Err its not hers to rent, ridiculous suggestion and illegal ! what happens if he decides to return early or the tenants damage it, against regulations abd many other issues I'm sure.

Bloody hell, don't you recognise a tongue in cheek comment??!!

Lunde · 24/09/2025 17:46

Problem is that renting out is becoming much more difficult - it can easily take 6-12 months to evict a non paying tenant currently

TequilaNights · 24/09/2025 17:46

Can't say I blame him.

nettie434 · 24/09/2025 17:47

By coincidence, I was checking my insurance today. It's not that leaving a property unoccupied that invalidates the insurance, it's not telling the insurer.
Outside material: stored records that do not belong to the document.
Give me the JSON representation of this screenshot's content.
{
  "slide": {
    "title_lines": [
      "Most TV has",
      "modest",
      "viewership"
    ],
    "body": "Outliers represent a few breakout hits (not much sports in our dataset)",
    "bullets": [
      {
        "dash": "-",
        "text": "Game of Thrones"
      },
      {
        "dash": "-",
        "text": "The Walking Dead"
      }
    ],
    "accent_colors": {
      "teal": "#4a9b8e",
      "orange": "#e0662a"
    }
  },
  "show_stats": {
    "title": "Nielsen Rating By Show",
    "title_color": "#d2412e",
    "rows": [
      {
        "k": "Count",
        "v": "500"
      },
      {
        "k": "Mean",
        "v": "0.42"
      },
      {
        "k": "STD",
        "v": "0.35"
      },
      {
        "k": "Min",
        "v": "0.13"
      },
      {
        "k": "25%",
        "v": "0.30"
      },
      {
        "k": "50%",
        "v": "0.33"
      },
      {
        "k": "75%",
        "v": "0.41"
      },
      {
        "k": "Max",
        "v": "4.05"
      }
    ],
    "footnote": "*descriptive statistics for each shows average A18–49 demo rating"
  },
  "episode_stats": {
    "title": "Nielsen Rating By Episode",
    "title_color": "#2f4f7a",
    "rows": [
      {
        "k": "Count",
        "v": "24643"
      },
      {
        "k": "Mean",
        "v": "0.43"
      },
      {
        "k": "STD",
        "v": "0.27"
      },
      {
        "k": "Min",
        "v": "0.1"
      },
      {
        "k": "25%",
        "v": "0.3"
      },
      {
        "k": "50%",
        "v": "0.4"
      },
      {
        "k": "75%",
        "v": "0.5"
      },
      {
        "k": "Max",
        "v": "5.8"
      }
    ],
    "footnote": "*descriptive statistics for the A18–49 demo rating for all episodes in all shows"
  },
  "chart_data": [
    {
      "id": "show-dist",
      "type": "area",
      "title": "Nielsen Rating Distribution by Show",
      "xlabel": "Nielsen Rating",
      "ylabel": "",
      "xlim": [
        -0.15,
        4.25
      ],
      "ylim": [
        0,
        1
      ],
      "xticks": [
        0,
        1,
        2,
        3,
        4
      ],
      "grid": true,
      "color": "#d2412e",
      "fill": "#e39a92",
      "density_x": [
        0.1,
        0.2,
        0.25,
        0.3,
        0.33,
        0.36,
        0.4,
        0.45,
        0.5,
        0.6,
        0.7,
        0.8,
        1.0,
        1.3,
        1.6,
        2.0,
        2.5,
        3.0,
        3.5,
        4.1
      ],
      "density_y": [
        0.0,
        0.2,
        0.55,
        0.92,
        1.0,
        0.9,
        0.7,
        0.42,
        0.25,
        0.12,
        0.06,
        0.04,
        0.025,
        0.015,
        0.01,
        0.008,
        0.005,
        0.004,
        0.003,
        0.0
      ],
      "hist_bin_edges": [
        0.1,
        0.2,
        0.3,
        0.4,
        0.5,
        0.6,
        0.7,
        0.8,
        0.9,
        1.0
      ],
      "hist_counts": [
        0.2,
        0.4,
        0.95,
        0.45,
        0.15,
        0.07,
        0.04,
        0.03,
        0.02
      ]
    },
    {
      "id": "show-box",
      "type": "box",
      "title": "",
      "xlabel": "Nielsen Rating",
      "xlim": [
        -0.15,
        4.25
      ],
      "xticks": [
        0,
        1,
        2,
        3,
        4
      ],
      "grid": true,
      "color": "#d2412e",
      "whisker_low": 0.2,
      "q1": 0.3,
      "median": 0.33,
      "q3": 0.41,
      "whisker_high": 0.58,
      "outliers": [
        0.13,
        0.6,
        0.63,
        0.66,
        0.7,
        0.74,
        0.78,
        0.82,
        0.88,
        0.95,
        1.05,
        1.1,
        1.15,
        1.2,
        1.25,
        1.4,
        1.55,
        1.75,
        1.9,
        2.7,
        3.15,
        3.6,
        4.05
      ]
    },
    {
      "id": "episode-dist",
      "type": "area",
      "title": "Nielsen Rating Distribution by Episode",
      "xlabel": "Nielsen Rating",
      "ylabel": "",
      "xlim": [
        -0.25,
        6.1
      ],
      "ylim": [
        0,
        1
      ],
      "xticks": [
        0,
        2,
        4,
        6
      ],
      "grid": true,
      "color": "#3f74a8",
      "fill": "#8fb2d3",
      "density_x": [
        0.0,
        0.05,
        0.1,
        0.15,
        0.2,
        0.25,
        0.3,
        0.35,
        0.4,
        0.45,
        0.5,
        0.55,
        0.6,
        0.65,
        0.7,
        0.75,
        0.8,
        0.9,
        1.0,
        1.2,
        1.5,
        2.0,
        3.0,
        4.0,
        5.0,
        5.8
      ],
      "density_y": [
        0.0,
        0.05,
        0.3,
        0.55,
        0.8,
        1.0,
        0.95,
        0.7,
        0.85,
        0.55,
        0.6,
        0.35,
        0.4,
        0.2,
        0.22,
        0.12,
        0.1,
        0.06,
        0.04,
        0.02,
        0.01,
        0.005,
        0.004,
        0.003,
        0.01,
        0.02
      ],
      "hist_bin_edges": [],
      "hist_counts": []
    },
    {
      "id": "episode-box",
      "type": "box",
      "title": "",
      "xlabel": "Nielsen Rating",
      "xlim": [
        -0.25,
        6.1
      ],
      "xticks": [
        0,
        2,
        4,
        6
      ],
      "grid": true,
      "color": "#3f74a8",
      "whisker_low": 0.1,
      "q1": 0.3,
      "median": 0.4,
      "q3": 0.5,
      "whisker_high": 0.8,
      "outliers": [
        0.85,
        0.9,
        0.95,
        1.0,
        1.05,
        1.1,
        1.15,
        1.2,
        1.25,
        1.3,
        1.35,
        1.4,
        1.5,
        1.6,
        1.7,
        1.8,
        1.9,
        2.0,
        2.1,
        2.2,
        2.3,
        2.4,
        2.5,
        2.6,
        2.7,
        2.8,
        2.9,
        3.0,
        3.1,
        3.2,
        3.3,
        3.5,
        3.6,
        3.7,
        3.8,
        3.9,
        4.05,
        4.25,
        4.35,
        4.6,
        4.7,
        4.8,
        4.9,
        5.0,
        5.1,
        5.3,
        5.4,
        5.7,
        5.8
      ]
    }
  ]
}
Actually, my insurance policy says you have to notify them if it's unoccupied for more than 30 days so if he has a similar policy then he might not even need to notify them at all.

However, as the relationship is already strained, I would stay out of this altogether. As others have said, there's no guarantee he won't get nightmare tenants. He's entitled to make

Pineapplewaves · 24/09/2025 17:48

FullOfLemons · 24/09/2025 16:41

Yes, you may get squatters, water leaks etc … but in all likelihood it will be fine.

I don’t understand the insurance comments

If it is a flat then I’d expect the buildings insurance will be arranged by the freeholder and not his concern

Why would he needs contents insurance if empty ?

My home contents policy says my home must not be left empty for more than three weeks and we have to notify them if it will be. I would assume the cost of the policy would go up as nobody would be at home to check for burglars, water leaks, appliances catching fire etc. During the winter there could be issues if the heating is permanently off etc.